By: Dr. Mike Campbell
The Bank for International Settlements (BIS) is the world’s oldest international financial institution and was established in 1930. It serves as the central banker’s bank and aims to foster international monetary and financial cooperation.
The BIS recently called for an end to the period of low interest rates that many central banks are currently offering. The central banks dropped interest rates from typical levels to record low values in an attempt to stimulate their economies at the height of the global financial crisis. A couple of years down the line from the worst of that storm and the majority of these central banks are still at or near to these historically low interest rates. The reason for this is that the recovery phase in the current economic cycle has been much slower than is typical and has been perceived (nearly universally) as being “fragile”.

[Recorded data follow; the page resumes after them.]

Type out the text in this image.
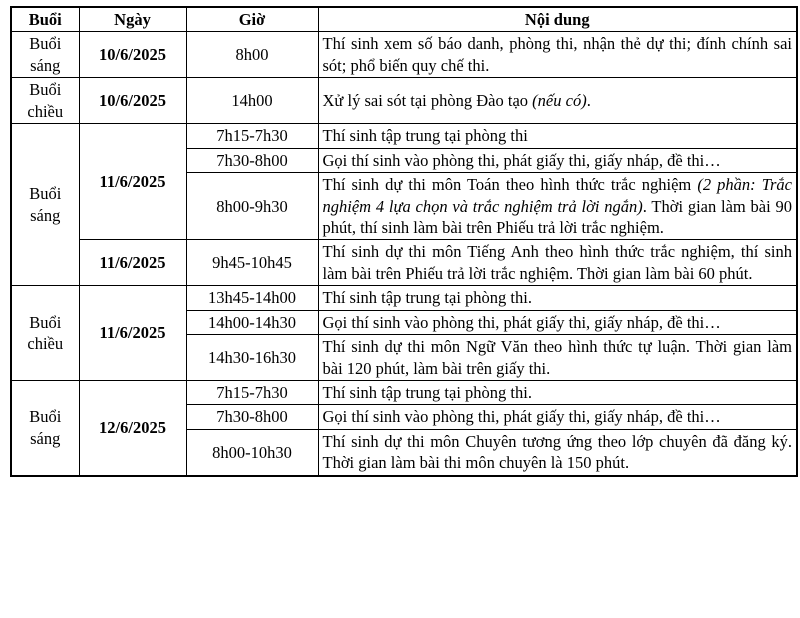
Buổi	Ngày	Giờ	Nội dung
Buổi sáng	10/6/2025	8h00	Thí sinh xem số báo danh, phòng thi, nhận thẻ dự thi; đính chính sai sót; phổ biến quy chế thi.
Buổi chiều	10/6/2025	14h00	Xử lý sai sót tại phòng Đào tạo (nếu có).
Buổi sáng	11/6/2025	7h15-7h30	Thí sinh tập trung tại phòng thi
		7h30-8h00	Gọi thí sinh vào phòng thi, phát giấy thi, giấy nháp, đề thi…
		8h00-9h30	Thí sinh dự thi môn Toán theo hình thức trắc nghiệm (2 phần: Trắc nghiệm 4 lựa chọn và trắc nghiệm trả lời ngắn). Thời gian làm bài 90 phút, thí sinh làm bài trên Phiếu trả lời trắc nghiệm.
	11/6/2025	9h45-10h45	Thí sinh dự thi môn Tiếng Anh theo hình thức trắc nghiệm, thí sinh làm bài trên Phiếu trả lời trắc nghiệm. Thời gian làm bài 60 phút.
Buổi chiều	11/6/2025	13h45-14h00	Thí sinh tập trung tại phòng thi.
		14h00-14h30	Gọi thí sinh vào phòng thi, phát giấy thi, giấy nháp, đề thi…
		14h30-16h30	Thí sinh dự thi môn Ngữ Văn theo hình thức tự luận. Thời gian làm bài 120 phút, làm bài trên giấy thi.
Buổi sáng	12/6/2025	7h15-7h30	Thí sinh tập trung tại phòng thi.
		7h30-8h00	Gọi thí sinh vào phòng thi, phát giấy thi, giấy nháp, đề thi…
		8h00-10h30	Thí sinh dự thi môn Chuyên tương ứng theo lớp chuyên đã đăng ký. Thời gian làm bài thi môn chuyên là 150 phút.
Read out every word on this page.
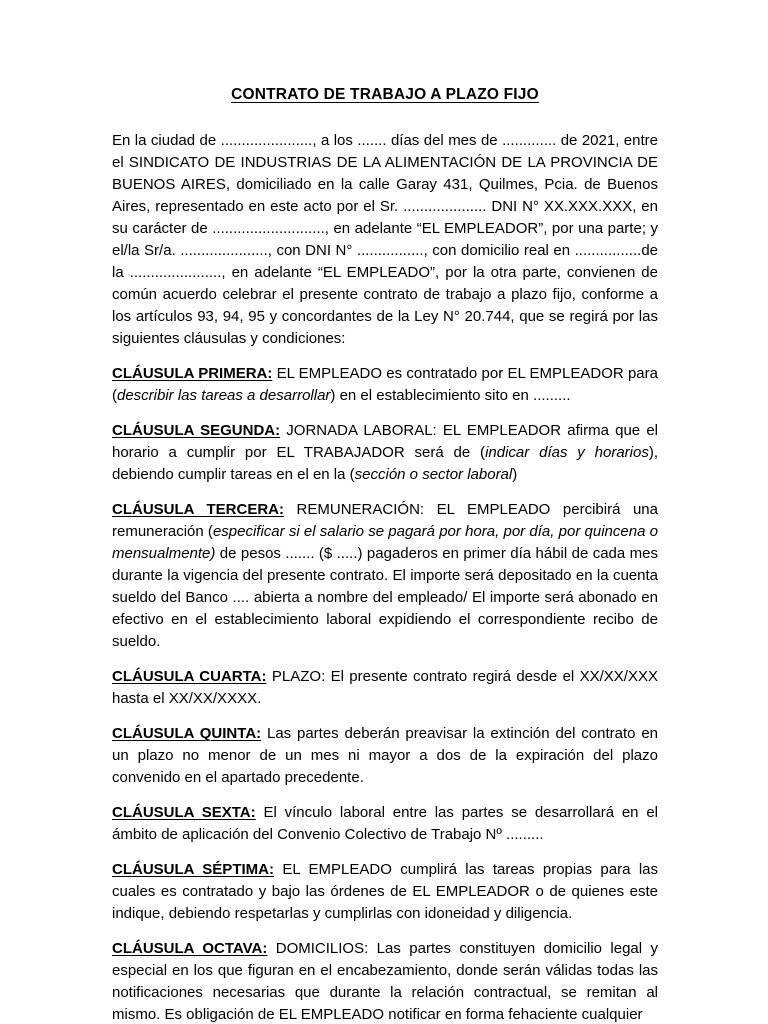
CONTRATO DE TRABAJO A PLAZO FIJO

En la ciudad de ......................, a los ....... días del mes de ............. de 2021, entre el SINDICATO DE INDUSTRIAS DE LA ALIMENTACIÓN DE LA PROVINCIA DE BUENOS AIRES, domiciliado en la calle Garay 431, Quilmes, Pcia. de Buenos Aires, representado en este acto por el Sr. .................... DNI N° XX.XXX.XXX, en su carácter de ..........................., en adelante “EL EMPLEADOR”, por una parte; y el/la Sr/a. ....................., con DNI N° ................, con domicilio real en ................de la ......................, en adelante “EL EMPLEADO”, por la otra parte, convienen de común acuerdo celebrar el presente contrato de trabajo a plazo fijo, conforme a los artículos 93, 94, 95 y concordantes de la Ley N° 20.744, que se regirá por las siguientes cláusulas y condiciones:

CLÁUSULA PRIMERA: EL EMPLEADO es contratado por EL EMPLEADOR para (describir las tareas a desarrollar) en el establecimiento sito en .........

CLÁUSULA SEGUNDA: JORNADA LABORAL: EL EMPLEADOR afirma que el horario a cumplir por EL TRABAJADOR será de (indicar días y horarios), debiendo cumplir tareas en el en la (sección o sector laboral)

CLÁUSULA TERCERA: REMUNERACIÓN: EL EMPLEADO percibirá una remuneración (especificar si el salario se pagará por hora, por día, por quincena o mensualmente) de pesos ....... ($ .....) pagaderos en primer día hábil de cada mes durante la vigencia del presente contrato. El importe será depositado en la cuenta sueldo del Banco .... abierta a nombre del empleado/ El importe será abonado en efectivo en el establecimiento laboral expidiendo el correspondiente recibo de sueldo.

CLÁUSULA CUARTA: PLAZO: El presente contrato regirá desde el XX/XX/XXX hasta el XX/XX/XXXX.

CLÁUSULA QUINTA: Las partes deberán preavisar la extinción del contrato en un plazo no menor de un mes ni mayor a dos de la expiración del plazo convenido en el apartado precedente.

CLÁUSULA SEXTA: El vínculo laboral entre las partes se desarrollará en el ámbito de aplicación del Convenio Colectivo de Trabajo Nº .........

CLÁUSULA SÉPTIMA: EL EMPLEADO cumplirá las tareas propias para las cuales es contratado y bajo las órdenes de EL EMPLEADOR o de quienes este indique, debiendo respetarlas y cumplirlas con idoneidad y diligencia.

CLÁUSULA OCTAVA: DOMICILIOS: Las partes constituyen domicilio legal y especial en los que figuran en el encabezamiento, donde serán válidas todas las notificaciones necesarias que durante la relación contractual, se remitan al mismo. Es obligación de EL EMPLEADO notificar en forma fehaciente cualquier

The idea behind the “cheap money” policy is that it will enable businesses to borrow money to fuel expansion and that this will force the economic cycle firmly into growth. However, BIS points to a downside to this policy. In some regions, notably areas in the developing world where the global financial crisis wasn’t so keenly felt as in larger economies with better developed financial sectors, cheap money is being used to fuel property speculation. In many regions, inflation is on the rise (notably fuel, commodity and food price inflation) and central banks are being denied the use of higher interest rates as a tool to combat inflation. BIS cautions that asset bubbles could leave developing economies with big problems. It needs to be recalled that it was the issue of sub-prime loans that caused the global financial crisis to start in the major (western) economies in the first place.